Author Bidère, Nicolas, et al.
Citation Information Nature, 458: 92-6 (2009), : (2009)
Related Products WBKLS0500
Pub Med ID 19118383
   

Abstract

The transcription factor NF-kappaB is required for lymphocyte activation and proliferation as well as the survival of certain lymphoma types. Antigen receptor stimulation assembles an NF-kappaB activating platform containing the scaffold protein CARMA1 (also called CARD11), the adaptor BCL10 and the paracaspase MALT1 (the CBM complex), linked to the inhibitor of NF-kappaB kinase complex, but signal transduction is not fully understood. We conducted parallel screens involving a mass spectrometry analysis of CARMA1 binding partners and an RNA interference screen for growth inhibition of the CBM-dependent 'activated B-cell-like' (ABC) subtype of diffuse large B-cell lymphoma (DLBCL). Here we report that both screens identified casein kinase 1alpha (CK1alpha) as a bifunctional regulator of NF-kappaB. CK1alpha dynamically associates with the CBM complex on T-cell-receptor (TCR) engagement to participate in cytokine production and lymphocyte proliferation.
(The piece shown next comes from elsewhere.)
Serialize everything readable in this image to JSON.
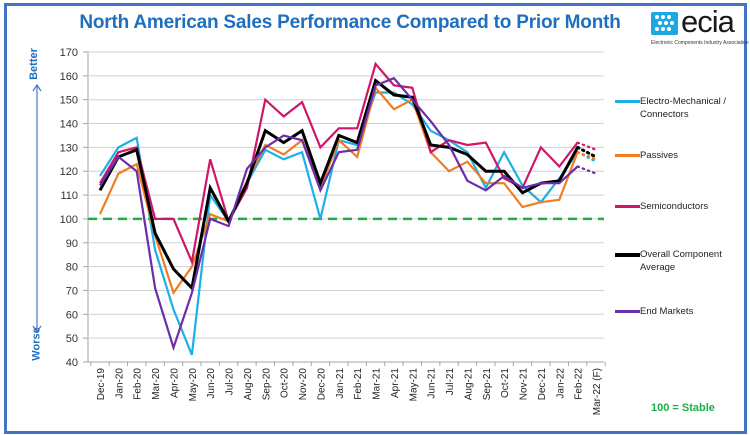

However, CK1alpha kinase activity has a contrasting role by subsequently promoting the phosphorylation and inactivation of CARMA1. CK1alpha has thus a dual 'gating' function which first promotes and then terminates receptor-induced NF-kappaB. ABC DLBCL cells required CK1alpha for constitutive NF-kappaB activity, indicating that CK1alpha functions as a conditionally essential malignancy gene-a member of a new class of potential cancer therapeutic targets.